Le temps que je déverse toute ma frustration et ma haine sur Càdan, le Maître de l'Air, Asemo a reculé jusqu'à des doubles portes, au fond de la pièce, horrifié de me trouver là devant lui sans chaînes qui puissent contenir ma magie. En tant que serviteur loyal des Huit, il sait à quel genre de pouvoirs je pourrais faire appel pour l'anéantir. Bien sûr, je ne compte pas en user. Néanmoins, cela ne va pas m'empêcher de débarrasser ce monde d'une ordure pareille. À toute vitesse, il se retranche derrière ses pitoyables protections, fermant à triple tour. Ceci ne m'arrêtera pas longtemps. 

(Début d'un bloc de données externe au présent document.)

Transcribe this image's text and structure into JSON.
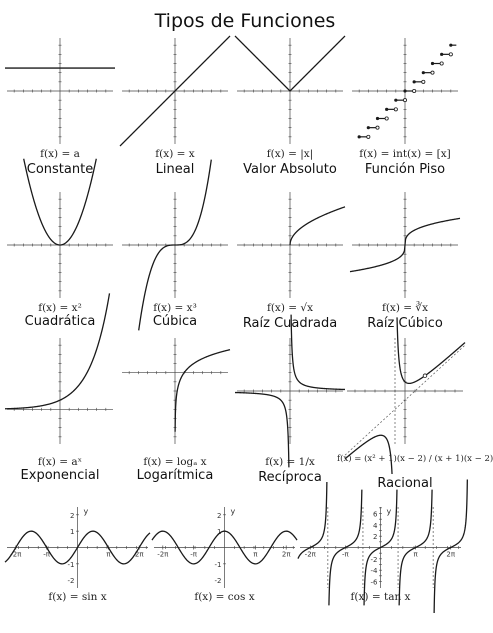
{
  "title": "Tipos de Funciones",
  "colors": {
    "axis": "#444444",
    "curve": "#1a1a1a",
    "asymptote": "#555555",
    "text": "#111111"
  },
  "graphs": [
    {
      "id": "constante",
      "formula": "f(x) = a",
      "name": "Constante"
    },
    {
      "id": "lineal",
      "formula": "f(x) = x",
      "name": "Lineal"
    },
    {
      "id": "valor-absoluto",
      "formula": "f(x) = |x|",
      "name": "Valor Absoluto"
    },
    {
      "id": "funcion-piso",
      "formula": "f(x) = int(x) = [x]",
      "name": "Función Piso"
    },
    {
      "id": "cuadratica",
      "formula": "f(x) = x²",
      "name": "Cuadrática"
    },
    {
      "id": "cubica",
      "formula": "f(x) = x³",
      "name": "Cúbica"
    },
    {
      "id": "raiz-cuadrada",
      "formula": "f(x) = √x",
      "name": "Raíz Cuadrada"
    },
    {
      "id": "raiz-cubica",
      "formula": "f(x) = ∛x",
      "name": "Raíz Cúbico"
    },
    {
      "id": "exponencial",
      "formula": "f(x) = aˣ",
      "name": "Exponencial"
    },
    {
      "id": "logaritmica",
      "formula": "f(x) = logₐ x",
      "name": "Logarítmica"
    },
    {
      "id": "reciproca",
      "formula": "f(x) = 1/x",
      "name": "Recíproca"
    },
    {
      "id": "racional",
      "formula": "f(x) = (x² + 1)(x − 2) / (x + 1)(x − 2)",
      "name": "Racional"
    },
    {
      "id": "seno",
      "formula": "f(x) = sin x",
      "name": ""
    },
    {
      "id": "coseno",
      "formula": "f(x) = cos x",
      "name": ""
    },
    {
      "id": "tangente",
      "formula": "f(x) = tan x",
      "name": ""
    }
  ],
  "trig_labels": {
    "seno": {
      "y_ticks": [
        "2",
        "1",
        "-1",
        "-2"
      ],
      "x_ticks": [
        "-2π",
        "-π",
        "π",
        "2π"
      ],
      "axis": "y"
    },
    "coseno": {
      "y_ticks": [
        "2",
        "1",
        "-1",
        "-2"
      ],
      "x_ticks": [
        "-2π",
        "-π",
        "π",
        "2π"
      ],
      "axis": "y"
    },
    "tangente": {
      "y_ticks": [
        "6",
        "4",
        "2",
        "-2",
        "-4",
        "-6"
      ],
      "x_ticks": [
        "-2π",
        "-π",
        "π",
        "2π"
      ],
      "axis": "y"
    }
  }
}
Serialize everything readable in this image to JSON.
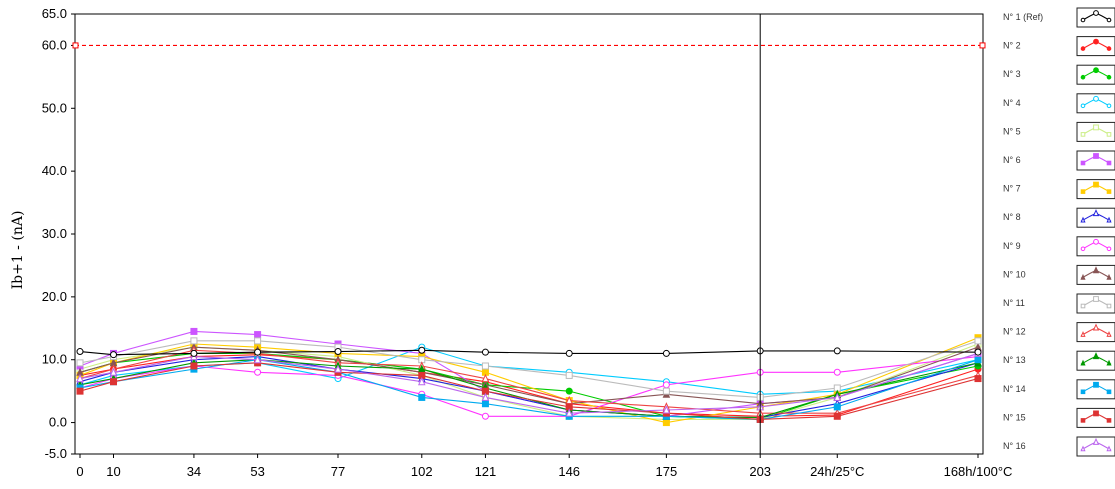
{
  "chart_data": {
    "type": "line",
    "ylabel": "Ib+1 - (nA)",
    "xlabel": "",
    "x_categories": [
      "0",
      "10",
      "34",
      "53",
      "77",
      "102",
      "121",
      "146",
      "175",
      "203",
      "24h/25°C",
      "168h/100°C"
    ],
    "x_positions": [
      0,
      10,
      34,
      53,
      77,
      102,
      121,
      146,
      175,
      203,
      226,
      268
    ],
    "y_ticks": [
      "65.0",
      "60.0",
      "50.0",
      "40.0",
      "30.0",
      "20.0",
      "10.0",
      "0.0",
      "-5.0"
    ],
    "ylim": [
      -5,
      65
    ],
    "xlim": [
      0,
      268
    ],
    "grid": false,
    "reference_line": {
      "value": 60,
      "color": "#ff0000",
      "style": "dashed"
    },
    "cursor_x": 203,
    "legend_position": "right",
    "series": [
      {
        "name": "N° 1 (Ref)",
        "color": "#000000",
        "marker": "open-circle",
        "values": [
          11.3,
          10.8,
          11.0,
          11.2,
          11.3,
          11.5,
          11.2,
          11.0,
          11.0,
          11.4,
          11.4,
          11.2
        ]
      },
      {
        "name": "N° 2",
        "color": "#ff2020",
        "marker": "filled-circle",
        "values": [
          7.5,
          8.5,
          10.5,
          10.8,
          10.0,
          8.0,
          6.5,
          3.0,
          1.5,
          1.0,
          1.2,
          8.5
        ]
      },
      {
        "name": "N° 3",
        "color": "#00cc00",
        "marker": "filled-circle",
        "values": [
          8.0,
          9.5,
          11.0,
          11.0,
          10.0,
          8.5,
          6.0,
          5.0,
          1.0,
          0.5,
          4.5,
          9.0
        ]
      },
      {
        "name": "N° 4",
        "color": "#00ccff",
        "marker": "open-circle",
        "values": [
          6.0,
          7.5,
          9.0,
          9.5,
          7.0,
          12.0,
          9.0,
          8.0,
          6.5,
          4.5,
          5.0,
          10.0
        ]
      },
      {
        "name": "N° 5",
        "color": "#ccee88",
        "marker": "open-square",
        "values": [
          8.5,
          10.0,
          12.0,
          11.5,
          10.5,
          7.5,
          4.0,
          1.0,
          0.5,
          0.5,
          4.0,
          12.5
        ]
      },
      {
        "name": "N° 6",
        "color": "#cc55ff",
        "marker": "filled-square",
        "values": [
          9.0,
          11.0,
          14.5,
          14.0,
          12.5,
          11.0,
          5.0,
          2.0,
          1.0,
          3.0,
          4.0,
          11.0
        ]
      },
      {
        "name": "N° 7",
        "color": "#ffcc00",
        "marker": "filled-square",
        "values": [
          7.5,
          9.5,
          12.5,
          12.0,
          11.0,
          10.5,
          8.0,
          3.5,
          0.0,
          2.5,
          4.5,
          13.5
        ]
      },
      {
        "name": "N° 8",
        "color": "#2222dd",
        "marker": "open-triangle",
        "values": [
          6.5,
          8.0,
          10.0,
          10.5,
          8.5,
          7.0,
          5.0,
          2.0,
          1.0,
          0.8,
          3.0,
          9.5
        ]
      },
      {
        "name": "N° 9",
        "color": "#ff33ff",
        "marker": "open-circle",
        "values": [
          5.5,
          7.0,
          9.0,
          8.0,
          7.5,
          4.5,
          1.0,
          1.0,
          6.0,
          8.0,
          8.0,
          10.5
        ]
      },
      {
        "name": "N° 10",
        "color": "#885555",
        "marker": "filled-triangle",
        "values": [
          8.0,
          9.5,
          12.0,
          11.5,
          10.0,
          8.0,
          6.0,
          3.0,
          4.5,
          3.0,
          4.0,
          12.0
        ]
      },
      {
        "name": "N° 11",
        "color": "#bbbbbb",
        "marker": "open-square",
        "values": [
          9.5,
          10.5,
          13.0,
          13.0,
          12.0,
          10.0,
          9.0,
          7.5,
          5.0,
          4.0,
          5.5,
          13.0
        ]
      },
      {
        "name": "N° 12",
        "color": "#ee4444",
        "marker": "open-triangle",
        "values": [
          7.0,
          8.5,
          11.5,
          11.0,
          9.5,
          9.0,
          7.0,
          3.5,
          2.5,
          1.5,
          1.5,
          7.5
        ]
      },
      {
        "name": "N° 13",
        "color": "#009900",
        "marker": "filled-triangle",
        "values": [
          6.0,
          7.0,
          9.5,
          10.0,
          9.0,
          8.5,
          5.5,
          2.0,
          1.0,
          0.8,
          4.5,
          9.5
        ]
      },
      {
        "name": "N° 14",
        "color": "#00aaee",
        "marker": "filled-square",
        "values": [
          5.5,
          6.5,
          8.5,
          10.0,
          8.0,
          4.0,
          3.0,
          1.0,
          1.0,
          0.5,
          2.5,
          10.0
        ]
      },
      {
        "name": "N° 15",
        "color": "#dd3333",
        "marker": "filled-square",
        "values": [
          5.0,
          6.5,
          9.0,
          9.5,
          8.0,
          7.5,
          5.0,
          2.5,
          1.5,
          0.5,
          1.0,
          7.0
        ]
      },
      {
        "name": "N° 16",
        "color": "#bb66ee",
        "marker": "open-triangle",
        "values": [
          7.0,
          8.0,
          10.5,
          10.0,
          8.5,
          6.5,
          4.0,
          1.5,
          2.0,
          2.5,
          4.0,
          11.0
        ]
      }
    ]
  }
}
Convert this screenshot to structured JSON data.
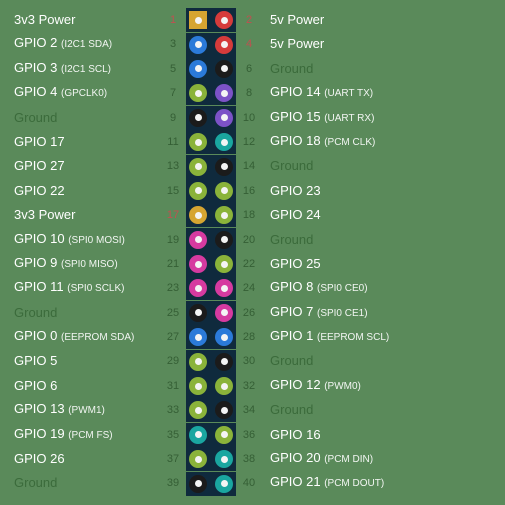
{
  "colors": {
    "board_bg": "#5a8a5a",
    "strip_bg": "#0f2a3d",
    "text_normal": "#ffffff",
    "text_ground": "#3b6b3b",
    "num_normal": "#355f35",
    "num_hot": "#c05050",
    "hole": "#f4f4f4",
    "pin_power": "#d6a531",
    "pin_5v": "#d63b3b",
    "pin_ground": "#1b1b1b",
    "pin_gpio": "#8ab33a",
    "pin_i2c": "#2b7ad9",
    "pin_uart": "#7c52c7",
    "pin_spi": "#d63aa0",
    "pin_pcm": "#1aa6a0"
  },
  "rows": [
    {
      "l": {
        "txt": "3v3 Power",
        "alt": "",
        "g": false,
        "c": "pin_power"
      },
      "r": {
        "txt": "5v Power",
        "alt": "",
        "g": false,
        "c": "pin_5v"
      },
      "sq": true
    },
    {
      "l": {
        "txt": "GPIO 2",
        "alt": "(I2C1 SDA)",
        "g": false,
        "c": "pin_i2c"
      },
      "r": {
        "txt": "5v Power",
        "alt": "",
        "g": false,
        "c": "pin_5v"
      }
    },
    {
      "l": {
        "txt": "GPIO 3",
        "alt": "(I2C1 SCL)",
        "g": false,
        "c": "pin_i2c"
      },
      "r": {
        "txt": "Ground",
        "alt": "",
        "g": true,
        "c": "pin_ground"
      }
    },
    {
      "l": {
        "txt": "GPIO 4",
        "alt": "(GPCLK0)",
        "g": false,
        "c": "pin_gpio"
      },
      "r": {
        "txt": "GPIO 14",
        "alt": "(UART TX)",
        "g": false,
        "c": "pin_uart"
      }
    },
    {
      "l": {
        "txt": "Ground",
        "alt": "",
        "g": true,
        "c": "pin_ground"
      },
      "r": {
        "txt": "GPIO 15",
        "alt": "(UART RX)",
        "g": false,
        "c": "pin_uart"
      }
    },
    {
      "l": {
        "txt": "GPIO 17",
        "alt": "",
        "g": false,
        "c": "pin_gpio"
      },
      "r": {
        "txt": "GPIO 18",
        "alt": "(PCM CLK)",
        "g": false,
        "c": "pin_pcm"
      }
    },
    {
      "l": {
        "txt": "GPIO 27",
        "alt": "",
        "g": false,
        "c": "pin_gpio"
      },
      "r": {
        "txt": "Ground",
        "alt": "",
        "g": true,
        "c": "pin_ground"
      }
    },
    {
      "l": {
        "txt": "GPIO 22",
        "alt": "",
        "g": false,
        "c": "pin_gpio"
      },
      "r": {
        "txt": "GPIO 23",
        "alt": "",
        "g": false,
        "c": "pin_gpio"
      }
    },
    {
      "l": {
        "txt": "3v3 Power",
        "alt": "",
        "g": false,
        "c": "pin_power"
      },
      "r": {
        "txt": "GPIO 24",
        "alt": "",
        "g": false,
        "c": "pin_gpio"
      }
    },
    {
      "l": {
        "txt": "GPIO 10",
        "alt": "(SPI0 MOSI)",
        "g": false,
        "c": "pin_spi"
      },
      "r": {
        "txt": "Ground",
        "alt": "",
        "g": true,
        "c": "pin_ground"
      }
    },
    {
      "l": {
        "txt": "GPIO 9",
        "alt": "(SPI0 MISO)",
        "g": false,
        "c": "pin_spi"
      },
      "r": {
        "txt": "GPIO 25",
        "alt": "",
        "g": false,
        "c": "pin_gpio"
      }
    },
    {
      "l": {
        "txt": "GPIO 11",
        "alt": "(SPI0 SCLK)",
        "g": false,
        "c": "pin_spi"
      },
      "r": {
        "txt": "GPIO 8",
        "alt": "(SPI0 CE0)",
        "g": false,
        "c": "pin_spi"
      }
    },
    {
      "l": {
        "txt": "Ground",
        "alt": "",
        "g": true,
        "c": "pin_ground"
      },
      "r": {
        "txt": "GPIO 7",
        "alt": "(SPI0 CE1)",
        "g": false,
        "c": "pin_spi"
      }
    },
    {
      "l": {
        "txt": "GPIO 0",
        "alt": "(EEPROM SDA)",
        "g": false,
        "c": "pin_i2c"
      },
      "r": {
        "txt": "GPIO 1",
        "alt": "(EEPROM SCL)",
        "g": false,
        "c": "pin_i2c"
      }
    },
    {
      "l": {
        "txt": "GPIO 5",
        "alt": "",
        "g": false,
        "c": "pin_gpio"
      },
      "r": {
        "txt": "Ground",
        "alt": "",
        "g": true,
        "c": "pin_ground"
      }
    },
    {
      "l": {
        "txt": "GPIO 6",
        "alt": "",
        "g": false,
        "c": "pin_gpio"
      },
      "r": {
        "txt": "GPIO 12",
        "alt": "(PWM0)",
        "g": false,
        "c": "pin_gpio"
      }
    },
    {
      "l": {
        "txt": "GPIO 13",
        "alt": "(PWM1)",
        "g": false,
        "c": "pin_gpio"
      },
      "r": {
        "txt": "Ground",
        "alt": "",
        "g": true,
        "c": "pin_ground"
      }
    },
    {
      "l": {
        "txt": "GPIO 19",
        "alt": "(PCM FS)",
        "g": false,
        "c": "pin_pcm"
      },
      "r": {
        "txt": "GPIO 16",
        "alt": "",
        "g": false,
        "c": "pin_gpio"
      }
    },
    {
      "l": {
        "txt": "GPIO 26",
        "alt": "",
        "g": false,
        "c": "pin_gpio"
      },
      "r": {
        "txt": "GPIO 20",
        "alt": "(PCM DIN)",
        "g": false,
        "c": "pin_pcm"
      }
    },
    {
      "l": {
        "txt": "Ground",
        "alt": "",
        "g": true,
        "c": "pin_ground"
      },
      "r": {
        "txt": "GPIO 21",
        "alt": "(PCM DOUT)",
        "g": false,
        "c": "pin_pcm"
      }
    }
  ]
}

D'un coup d'œil circulaire dans la pièce, je note l'absence d'Aetheria, mais je la sens tout près. Elle doit être avec lui, derrière ces portes. Je m'acharne alors, les frappant de mes poings, de mes pieds, tout pour qu'elles cèdent. J'entends un premier verrou se fendre sous la pression et la brutalité, et je continue sans répit. Nul doute qu'Asemo appelle à lui tous les Mages Fous des parages. Qu'ils viennent. Je compte bien récupérer mon arme et partir avant que les troupes elfiques n'affrontent un trop grand péril. Le deuxième explose et je répète encore et encore mon ardeur. Soudainement, sa voix rauque et quelque peu anxieuse me parvient de l'intérieur.

— Princesse, nous sommes dans le même camp, inutile de faire preuve d'autant de barbarie ! Discutons, discutons, voulez-vous !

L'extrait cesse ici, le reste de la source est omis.